I have got a simple data set of ten subjects scanned twice. What I
would like to check is if there was common activation between all the
subjects (not interested in changes between sessions). I can see three
ways of doing this:

1. Pull all the 20 contrast images into a one sample t-test. This,
however seems wrong since each subject is measured twice. The
inference should be made about the whole population. There is a reason
why we did not scan one person twenty times after all.
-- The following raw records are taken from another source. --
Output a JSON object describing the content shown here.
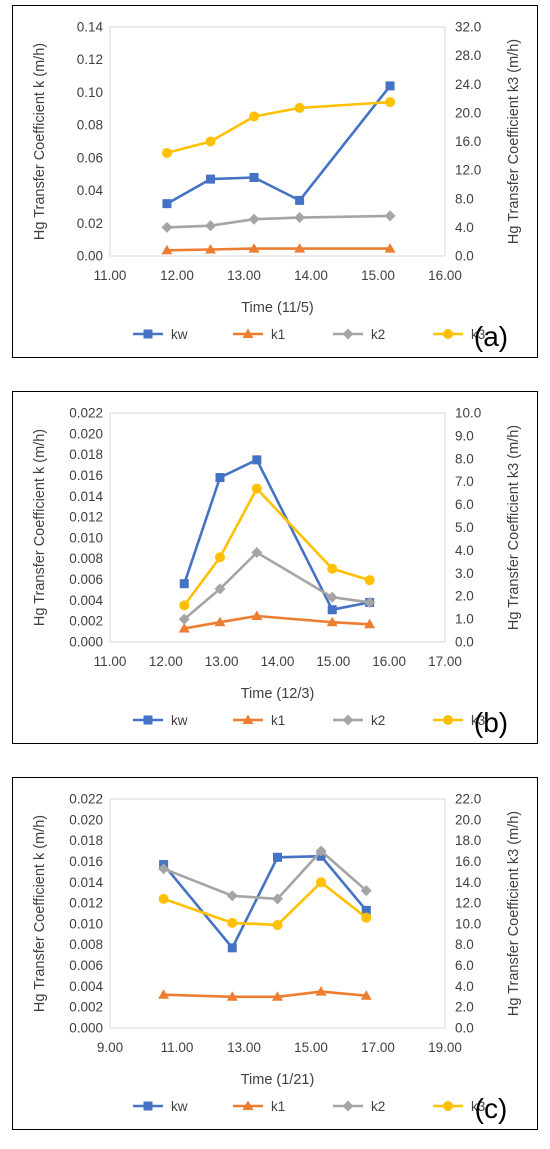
{
  "chart_data": [
    {
      "type": "line",
      "panel_label": "(a)",
      "xlabel": "Time (11/5)",
      "ylabel_left": "Hg Transfer Coefficient k (m/h)",
      "ylabel_right": "Hg Transfer Coefficient k3 (m/h)",
      "xlim": [
        11.0,
        16.0
      ],
      "xticks": [
        "11.00",
        "12.00",
        "13.00",
        "14.00",
        "15.00",
        "16.00"
      ],
      "ylim_left": [
        0,
        0.14
      ],
      "yticks_left": [
        "0.00",
        "0.02",
        "0.04",
        "0.06",
        "0.08",
        "0.10",
        "0.12",
        "0.14"
      ],
      "ylim_right": [
        0,
        32.0
      ],
      "yticks_right": [
        "0.0",
        "4.0",
        "8.0",
        "12.0",
        "16.0",
        "20.0",
        "24.0",
        "28.0",
        "32.0"
      ],
      "grid": false,
      "legend": "bottom",
      "series": [
        {
          "name": "kw",
          "axis": "left",
          "x": [
            11.85,
            12.5,
            13.15,
            13.83,
            15.18
          ],
          "y": [
            0.032,
            0.047,
            0.048,
            0.034,
            0.104
          ]
        },
        {
          "name": "k1",
          "axis": "left",
          "x": [
            11.85,
            12.5,
            13.15,
            13.83,
            15.18
          ],
          "y": [
            0.0035,
            0.004,
            0.0045,
            0.0045,
            0.0045
          ]
        },
        {
          "name": "k2",
          "axis": "left",
          "x": [
            11.85,
            12.5,
            13.15,
            13.83,
            15.18
          ],
          "y": [
            0.0175,
            0.0185,
            0.0225,
            0.0235,
            0.0245
          ]
        },
        {
          "name": "k3",
          "axis": "right",
          "x": [
            11.85,
            12.5,
            13.15,
            13.83,
            15.18
          ],
          "y": [
            14.4,
            16.0,
            19.5,
            20.7,
            21.5
          ]
        }
      ]
    },
    {
      "type": "line",
      "panel_label": "(b)",
      "xlabel": "Time (12/3)",
      "ylabel_left": "Hg Transfer Coefficient k (m/h)",
      "ylabel_right": "Hg Transfer Coefficient k3 (m/h)",
      "xlim": [
        11.0,
        17.0
      ],
      "xticks": [
        "11.00",
        "12.00",
        "13.00",
        "14.00",
        "15.00",
        "16.00",
        "17.00"
      ],
      "ylim_left": [
        0,
        0.022
      ],
      "yticks_left": [
        "0.000",
        "0.002",
        "0.004",
        "0.006",
        "0.008",
        "0.010",
        "0.012",
        "0.014",
        "0.016",
        "0.018",
        "0.020",
        "0.022"
      ],
      "ylim_right": [
        0,
        10.0
      ],
      "yticks_right": [
        "0.0",
        "1.0",
        "2.0",
        "3.0",
        "4.0",
        "5.0",
        "6.0",
        "7.0",
        "8.0",
        "9.0",
        "10.0"
      ],
      "grid": false,
      "legend": "bottom",
      "series": [
        {
          "name": "kw",
          "axis": "left",
          "x": [
            12.33,
            12.97,
            13.63,
            14.98,
            15.65
          ],
          "y": [
            0.0056,
            0.0158,
            0.0175,
            0.0031,
            0.0038
          ]
        },
        {
          "name": "k1",
          "axis": "left",
          "x": [
            12.33,
            12.97,
            13.63,
            14.98,
            15.65
          ],
          "y": [
            0.0013,
            0.0019,
            0.0025,
            0.0019,
            0.0017
          ]
        },
        {
          "name": "k2",
          "axis": "left",
          "x": [
            12.33,
            12.97,
            13.63,
            14.98,
            15.65
          ],
          "y": [
            0.0022,
            0.0051,
            0.0086,
            0.0043,
            0.0038
          ]
        },
        {
          "name": "k3",
          "axis": "right",
          "x": [
            12.33,
            12.97,
            13.63,
            14.98,
            15.65
          ],
          "y": [
            1.6,
            3.7,
            6.7,
            3.2,
            2.7
          ]
        }
      ]
    },
    {
      "type": "line",
      "panel_label": "(c)",
      "xlabel": "Time (1/21)",
      "ylabel_left": "Hg Transfer Coefficient k (m/h)",
      "ylabel_right": "Hg Transfer Coefficient k3 (m/h)",
      "xlim": [
        9.0,
        19.0
      ],
      "xticks": [
        "9.00",
        "11.00",
        "13.00",
        "15.00",
        "17.00",
        "19.00"
      ],
      "ylim_left": [
        0,
        0.022
      ],
      "yticks_left": [
        "0.000",
        "0.002",
        "0.004",
        "0.006",
        "0.008",
        "0.010",
        "0.012",
        "0.014",
        "0.016",
        "0.018",
        "0.020",
        "0.022"
      ],
      "ylim_right": [
        0,
        22.0
      ],
      "yticks_right": [
        "0.0",
        "2.0",
        "4.0",
        "6.0",
        "8.0",
        "10.0",
        "12.0",
        "14.0",
        "16.0",
        "18.0",
        "20.0",
        "22.0"
      ],
      "grid": false,
      "legend": "bottom",
      "series": [
        {
          "name": "kw",
          "axis": "left",
          "x": [
            10.6,
            12.65,
            14.0,
            15.3,
            16.65
          ],
          "y": [
            0.0157,
            0.0077,
            0.0164,
            0.0165,
            0.0113
          ]
        },
        {
          "name": "k1",
          "axis": "left",
          "x": [
            10.6,
            12.65,
            14.0,
            15.3,
            16.65
          ],
          "y": [
            0.0032,
            0.003,
            0.003,
            0.0035,
            0.0031
          ]
        },
        {
          "name": "k2",
          "axis": "left",
          "x": [
            10.6,
            12.65,
            14.0,
            15.3,
            16.65
          ],
          "y": [
            0.0153,
            0.0127,
            0.0124,
            0.017,
            0.0132
          ]
        },
        {
          "name": "k3",
          "axis": "right",
          "x": [
            10.6,
            12.65,
            14.0,
            15.3,
            16.65
          ],
          "y": [
            12.4,
            10.1,
            9.9,
            14.0,
            10.6
          ]
        }
      ]
    }
  ],
  "series_style": {
    "kw": {
      "color": "#4472C4",
      "marker": "square"
    },
    "k1": {
      "color": "#ED7D31",
      "marker": "triangle"
    },
    "k2": {
      "color": "#A5A5A5",
      "marker": "diamond"
    },
    "k3": {
      "color": "#FFC000",
      "marker": "circle"
    }
  }
}
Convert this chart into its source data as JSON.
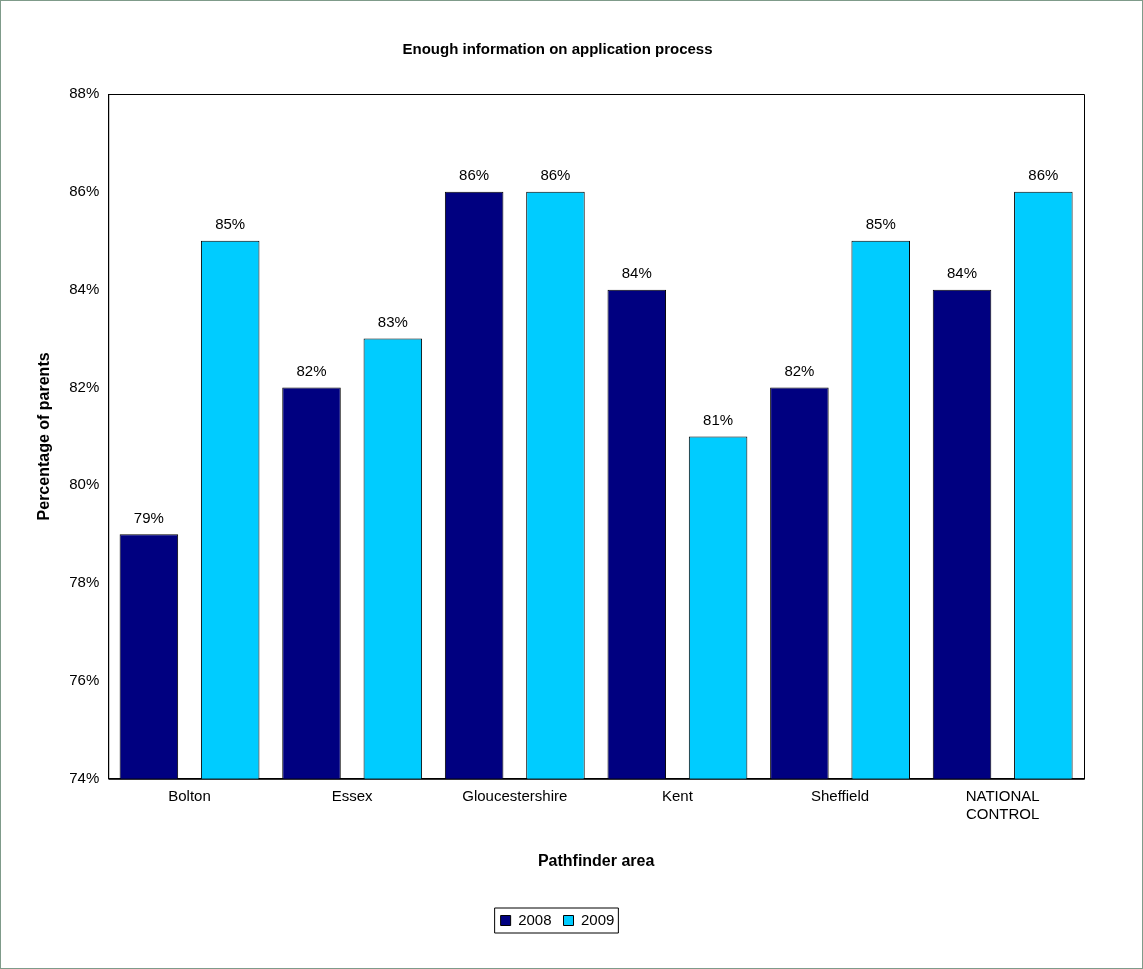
{
  "chart_data": {
    "type": "bar",
    "title": "Enough information on application process",
    "xlabel": "Pathfinder area",
    "ylabel": "Percentage of parents",
    "categories": [
      "Bolton",
      "Essex",
      "Gloucestershire",
      "Kent",
      "Sheffield",
      "NATIONAL CONTROL"
    ],
    "series": [
      {
        "name": "2008",
        "color": "#000080",
        "values": [
          79,
          82,
          86,
          84,
          82,
          84
        ],
        "value_labels": [
          "79%",
          "82%",
          "86%",
          "84%",
          "82%",
          "84%"
        ]
      },
      {
        "name": "2009",
        "color": "#00ccff",
        "values": [
          85,
          83,
          86,
          81,
          85,
          86
        ],
        "value_labels": [
          "85%",
          "83%",
          "86%",
          "81%",
          "85%",
          "86%"
        ]
      }
    ],
    "ylim": [
      74,
      88
    ],
    "yticks": [
      {
        "value": 74,
        "label": "74%"
      },
      {
        "value": 76,
        "label": "76%"
      },
      {
        "value": 78,
        "label": "78%"
      },
      {
        "value": 80,
        "label": "80%"
      },
      {
        "value": 82,
        "label": "82%"
      },
      {
        "value": 84,
        "label": "84%"
      },
      {
        "value": 86,
        "label": "86%"
      },
      {
        "value": 88,
        "label": "88%"
      }
    ],
    "grid": false,
    "legend": "bottom"
  }
}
2. Average volumes within subjects and do a one sample t-test on those
averages. I believe this was suggested before in a similar problem by
Donald McLaren in this e-mail
https://www.jiscmail.ac.uk/cgi-bin/webadmin?A2=ind1003&L=SPM&P=R13537&1=SPM&9=A&I=-3&J=on&d=No+Match%3BMatch%3BMatches&z=4
3. Do a mixed effect analysis using Flexible Factorial Design. Two
factors: subjects and sessions (dependent) with only the main effects
(see the attachment). The are two issues with this: 1) if I understand
the e-mail cited above it is not statistically valid 2) after fitting
the model when I try to estimate  contrast [1 1] (I am not interested
in between session effects, just the overall activation) I get
"invalid contrast" error.

What do you think is the best way to do this?